Explanation: Adding a constant 1 to every prediction leaves the Pearson correlation untouched, but the bias-correction factor collapses, dragging ccc from 0.913 down to 0.629. The same exercise with rsq would show no change at all, which is exactly why ccc earns a slot in the report.

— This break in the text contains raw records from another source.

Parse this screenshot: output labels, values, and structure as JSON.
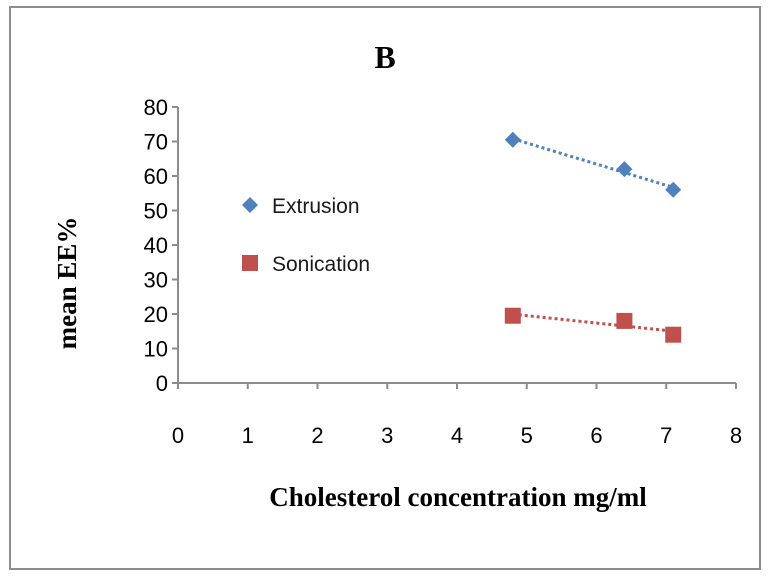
{
  "chart_data": {
    "type": "scatter",
    "title": "B",
    "xlabel": "Cholesterol concentration mg/ml",
    "ylabel": "mean EE%",
    "xlim": [
      0,
      8
    ],
    "ylim": [
      0,
      80
    ],
    "x_ticks": [
      0,
      1,
      2,
      3,
      4,
      5,
      6,
      7,
      8
    ],
    "y_ticks": [
      0,
      10,
      20,
      30,
      40,
      50,
      60,
      70,
      80
    ],
    "grid": false,
    "legend_position": "center-left",
    "series": [
      {
        "name": "Extrusion",
        "marker": "diamond",
        "color": "#4f81bd",
        "trendline": "linear-dotted",
        "x": [
          4.8,
          6.4,
          7.1
        ],
        "y": [
          70.5,
          62,
          56
        ]
      },
      {
        "name": "Sonication",
        "marker": "square",
        "color": "#c0504d",
        "trendline": "linear-dotted",
        "x": [
          4.8,
          6.4,
          7.1
        ],
        "y": [
          19.5,
          18,
          14
        ]
      }
    ]
  }
}
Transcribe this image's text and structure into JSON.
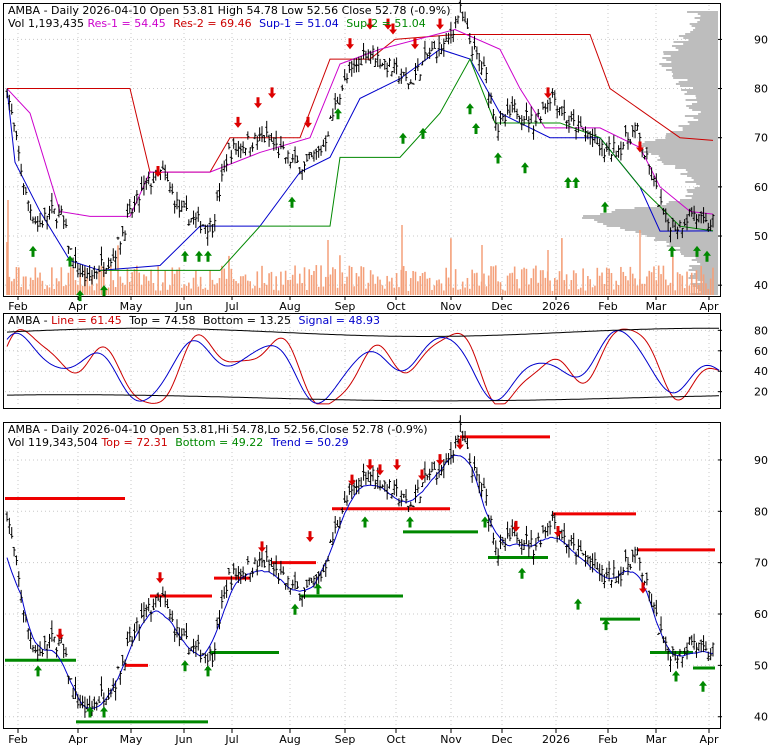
{
  "colors": {
    "black": "#000000",
    "red_arrow": "#dd0000",
    "green_arrow": "#008800",
    "res1": "#cc00cc",
    "res2": "#cc0000",
    "sup1": "#0000cc",
    "sup2": "#008800",
    "volume": "#f4a07a",
    "volume_profile": "#bdbdbd",
    "signal": "#0000cc",
    "line": "#cc0000",
    "red_level": "#ee0000",
    "green_level": "#008800"
  },
  "panels": {
    "top": {
      "header": {
        "line1": {
          "prefix": "AMBA - Daily 2026-04-10 Open 53.81  High 54.78  Low 52.56  Close 52.78 (-0.9%)"
        },
        "line2": {
          "vol": "Vol 1,193,435 ",
          "res1": "Res-1 = 54.45",
          "res2": "Res-2 = 69.46",
          "sup1": "Sup-1 = 51.04",
          "sup2": "Sup-2 = 51.04"
        }
      },
      "y_ticks": [
        "90",
        "80",
        "70",
        "60",
        "50",
        "40"
      ],
      "x_ticks": [
        "Feb",
        "Apr",
        "May",
        "Jun",
        "Jul",
        "Aug",
        "Sep",
        "Oct",
        "Nov",
        "Dec",
        "2026",
        "Feb",
        "Mar",
        "Apr"
      ]
    },
    "middle": {
      "header": {
        "prefix": "AMBA - ",
        "line": "Line = 61.45",
        "top": "Top = 74.58",
        "bottom": "Bottom = 13.25",
        "signal": "Signal = 48.93"
      },
      "y_ticks": [
        "80",
        "60",
        "40",
        "20"
      ]
    },
    "bottom": {
      "header": {
        "line1": {
          "prefix": "AMBA - Daily 2026-04-10 Open 53.81,Hi 54.78,Lo 52.56,Close 52.78 (-0.9%)"
        },
        "line2": {
          "vol": "Vol 119,343,504 ",
          "top": "Top = 72.31",
          "bottom": "Bottom = 49.22",
          "trend": "Trend = 50.29"
        }
      },
      "y_ticks": [
        "90",
        "80",
        "70",
        "60",
        "50",
        "40"
      ],
      "x_ticks": [
        "Feb",
        "Apr",
        "May",
        "Jun",
        "Jul",
        "Aug",
        "Sep",
        "Oct",
        "Nov",
        "Dec",
        "2026",
        "Feb",
        "Mar",
        "Apr"
      ]
    }
  },
  "chart_data": [
    {
      "type": "candlestick",
      "ticker": "AMBA",
      "x_axis": [
        "Feb",
        "Apr",
        "May",
        "Jun",
        "Jul",
        "Aug",
        "Sep",
        "Oct",
        "Nov",
        "Dec",
        "2026",
        "Feb",
        "Mar",
        "Apr"
      ],
      "ylim": [
        38,
        97
      ],
      "close_path": [
        [
          "Feb",
          80
        ],
        [
          "Feb",
          58
        ],
        [
          "Feb",
          52
        ],
        [
          "Feb",
          55
        ],
        [
          "Feb",
          54
        ],
        [
          "Apr",
          44
        ],
        [
          "Apr",
          41
        ],
        [
          "Apr",
          44
        ],
        [
          "Apr",
          46
        ],
        [
          "May",
          53
        ],
        [
          "May",
          60
        ],
        [
          "May",
          63
        ],
        [
          "Jun",
          55
        ],
        [
          "Jun",
          53
        ],
        [
          "Jun",
          52
        ],
        [
          "Jul",
          67
        ],
        [
          "Jul",
          69
        ],
        [
          "Jul",
          70
        ],
        [
          "Aug",
          66
        ],
        [
          "Aug",
          64
        ],
        [
          "Aug",
          68
        ],
        [
          "Sep",
          80
        ],
        [
          "Sep",
          84
        ],
        [
          "Sep",
          88
        ],
        [
          "Sep",
          86
        ],
        [
          "Oct",
          84
        ],
        [
          "Oct",
          81
        ],
        [
          "Oct",
          87
        ],
        [
          "Nov",
          89
        ],
        [
          "Nov",
          96
        ],
        [
          "Nov",
          88
        ],
        [
          "Nov",
          83
        ],
        [
          "Dec",
          72
        ],
        [
          "Dec",
          76
        ],
        [
          "Dec",
          73
        ],
        [
          "2026",
          79
        ],
        [
          "2026",
          73
        ],
        [
          "2026",
          71
        ],
        [
          "Feb",
          67
        ],
        [
          "Feb",
          68
        ],
        [
          "Feb",
          72
        ],
        [
          "Mar",
          62
        ],
        [
          "Mar",
          53
        ],
        [
          "Mar",
          52
        ],
        [
          "Mar",
          55
        ],
        [
          "Apr",
          52
        ],
        [
          "Apr",
          53
        ]
      ],
      "indicators": {
        "Res-1": 54.45,
        "Res-2": 69.46,
        "Sup-1": 51.04,
        "Sup-2": 51.04
      },
      "volume_last": 1193435,
      "last": {
        "date": "2026-04-10",
        "open": 53.81,
        "high": 54.78,
        "low": 52.56,
        "close": 52.78,
        "change_pct": -0.9
      }
    },
    {
      "type": "line",
      "ylim": [
        0,
        100
      ],
      "y_ticks": [
        80,
        60,
        40,
        20
      ],
      "values": {
        "Line": 61.45,
        "Top": 74.58,
        "Bottom": 13.25,
        "Signal": 48.93
      }
    },
    {
      "type": "candlestick",
      "ticker": "AMBA",
      "ylim": [
        38,
        97
      ],
      "values": {
        "Top": 72.31,
        "Bottom": 49.22,
        "Trend": 50.29
      },
      "volume": 119343504,
      "red_levels": [
        {
          "x_from": "Feb",
          "x_to": "Apr",
          "y": 82.5
        },
        {
          "x_from": "May",
          "x_to": "May",
          "y": 50
        },
        {
          "x_from": "May",
          "x_to": "Jun",
          "y": 63.5
        },
        {
          "x_from": "Jun",
          "x_to": "Jul",
          "y": 67
        },
        {
          "x_from": "Aug",
          "x_to": "Aug",
          "y": 70
        },
        {
          "x_from": "Sep",
          "x_to": "Nov",
          "y": 80.5
        },
        {
          "x_from": "Nov",
          "x_to": "2026",
          "y": 94.5
        },
        {
          "x_from": "2026",
          "x_to": "Feb",
          "y": 79.5
        },
        {
          "x_from": "Feb",
          "x_to": "Apr",
          "y": 72.5
        }
      ],
      "green_levels": [
        {
          "x_from": "Feb",
          "x_to": "Apr",
          "y": 51
        },
        {
          "x_from": "Apr",
          "x_to": "Jun",
          "y": 39
        },
        {
          "x_from": "Jun",
          "x_to": "Aug",
          "y": 52.5
        },
        {
          "x_from": "Aug",
          "x_to": "Oct",
          "y": 63.5
        },
        {
          "x_from": "Oct",
          "x_to": "Nov",
          "y": 76
        },
        {
          "x_from": "Dec",
          "x_to": "2026",
          "y": 71
        },
        {
          "x_from": "Feb",
          "x_to": "Feb",
          "y": 59
        },
        {
          "x_from": "Mar",
          "x_to": "Mar",
          "y": 52.5
        },
        {
          "x_from": "Mar",
          "x_to": "Apr",
          "y": 49.5
        }
      ]
    }
  ]
}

ccc() lives in the yardstick numeric-metric family. Reach for these neighbours when concordance alone is not enough:

  • rsq() for a unit-free shape-only goodness-of-fit
  • rsq_trad() for the 1 - SSE/SST variant that penalises bias
  • rmse() for an error reported in the outcome's own units
  • mae() for an outlier-robust error in the same units
  • mape() for percentage error reporting to stakeholders
  • metrics() to compute several regression scores in a single call

For the full set, see the yardstick reference index.

FAQ

What is a good ccc value?

There is no universal cutoff, but McBride (2005) offers a rough ladder for agreement studies: below 0.90 is "poor", 0.90 to 0.95 is "moderate", 0.95 to 0.99 is "substantial", and above 0.99 is "almost perfect". These thresholds came from clinical method comparison, so treat them as a starting point.

How is ccc() different from cor() or rsq()?

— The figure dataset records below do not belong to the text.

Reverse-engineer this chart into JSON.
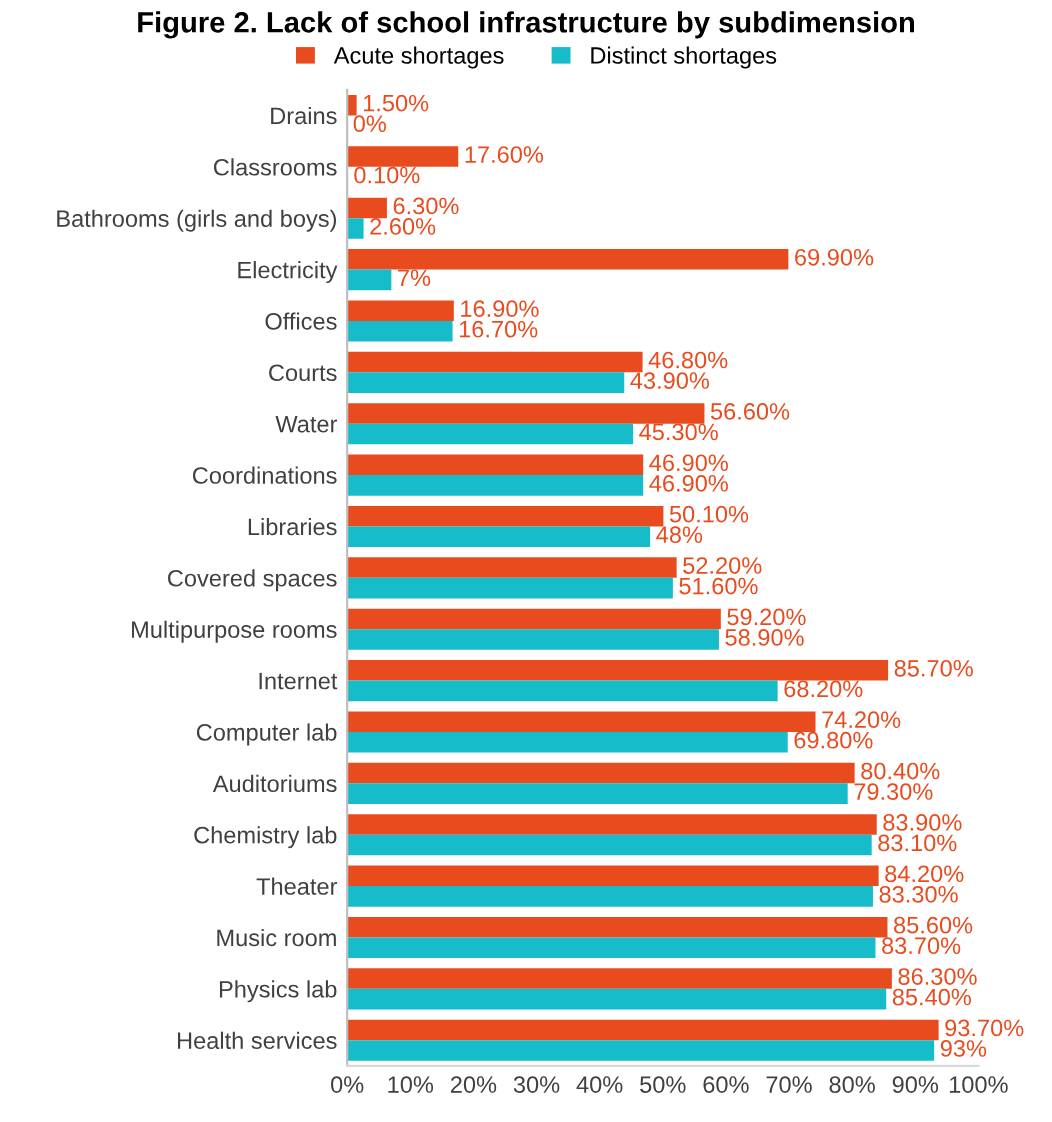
{
  "chart_data": {
    "type": "bar",
    "orientation": "horizontal",
    "title": "Figure 2. Lack of school infrastructure by subdimension",
    "categories": [
      "Drains",
      "Classrooms",
      "Bathrooms (girls and boys)",
      "Electricity",
      "Offices",
      "Courts",
      "Water",
      "Coordinations",
      "Libraries",
      "Covered spaces",
      "Multipurpose rooms",
      "Internet",
      "Computer lab",
      "Auditoriums",
      "Chemistry lab",
      "Theater",
      "Music room",
      "Physics lab",
      "Health services"
    ],
    "series": [
      {
        "name": "Acute shortages",
        "color": "#e84c1e",
        "values": [
          1.5,
          17.6,
          6.3,
          69.9,
          16.9,
          46.8,
          56.6,
          46.9,
          50.1,
          52.2,
          59.2,
          85.7,
          74.2,
          80.4,
          83.9,
          84.2,
          85.6,
          86.3,
          93.7
        ],
        "value_labels": [
          "1.50%",
          "17.60%",
          "6.30%",
          "69.90%",
          "16.90%",
          "46.80%",
          "56.60%",
          "46.90%",
          "50.10%",
          "52.20%",
          "59.20%",
          "85.70%",
          "74.20%",
          "80.40%",
          "83.90%",
          "84.20%",
          "85.60%",
          "86.30%",
          "93.70%"
        ]
      },
      {
        "name": "Distinct shortages",
        "color": "#17bccb",
        "values": [
          0,
          0.1,
          2.6,
          7,
          16.7,
          43.9,
          45.3,
          46.9,
          48,
          51.6,
          58.9,
          68.2,
          69.8,
          79.3,
          83.1,
          83.3,
          83.7,
          85.4,
          93
        ],
        "value_labels": [
          "0%",
          "0.10%",
          "2.60%",
          "7%",
          "16.70%",
          "43.90%",
          "45.30%",
          "46.90%",
          "48%",
          "51.60%",
          "58.90%",
          "68.20%",
          "69.80%",
          "79.30%",
          "83.10%",
          "83.30%",
          "83.70%",
          "85.40%",
          "93%"
        ]
      }
    ],
    "xlim": [
      0,
      100
    ],
    "xticks": [
      {
        "value": 0,
        "label": "0%"
      },
      {
        "value": 10,
        "label": "10%"
      },
      {
        "value": 20,
        "label": "20%"
      },
      {
        "value": 30,
        "label": "30%"
      },
      {
        "value": 40,
        "label": "40%"
      },
      {
        "value": 50,
        "label": "50%"
      },
      {
        "value": 60,
        "label": "60%"
      },
      {
        "value": 70,
        "label": "70%"
      },
      {
        "value": 80,
        "label": "80%"
      },
      {
        "value": 90,
        "label": "90%"
      },
      {
        "value": 100,
        "label": "100%"
      }
    ],
    "legend": "top",
    "grid": false
  }
}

cor() returns plain Pearson correlation and ignores bias entirely. rsq() returns its square, so it also ignores bias. ccc() multiplies Pearson by a bias-correction factor that drops below 1 whenever predictions are shifted or rescaled. A model that overpredicts by 5 units keeps a perfect cor and rsq, but ccc falls.

When should I use bias = TRUE in ccc()?

Use bias = TRUE for small samples (under n = 30) where the moment estimators are noisy. For production evaluation with hundreds of predictions, the two settings agree to three decimals, and bias = FALSE matches Lin's 1989 paper. Pick one and stick with it across reports.

Can I use ccc() for classification?

No. ccc requires numeric truth and estimate columns. For classification agreement, reach for kap() (Cohen's kappa) or mcc() (Matthews correlation coefficient).

Why does ccc() return a tibble instead of a number?

Every yardstick metric returns the same three columns: .metric, .estimator, .estimate. That uniformity lets you bind_rows() calls or pipe into group_by() with no reshape step. Call ccc_vec() for a bare scalar.

Summary

ccc() scores agreement, not just correlation. Use it when calibration matters as much as ranking, pair it with rsq() and rmse() for a balanced regression scorecard, and switch to ccc_vec() only when you need a bare scalar. Combined with group_by() it scales to any resampling scheme without reshaping, and combined with bind_rows(metrics(...)) it produces a clean multi-metric report ready to publish.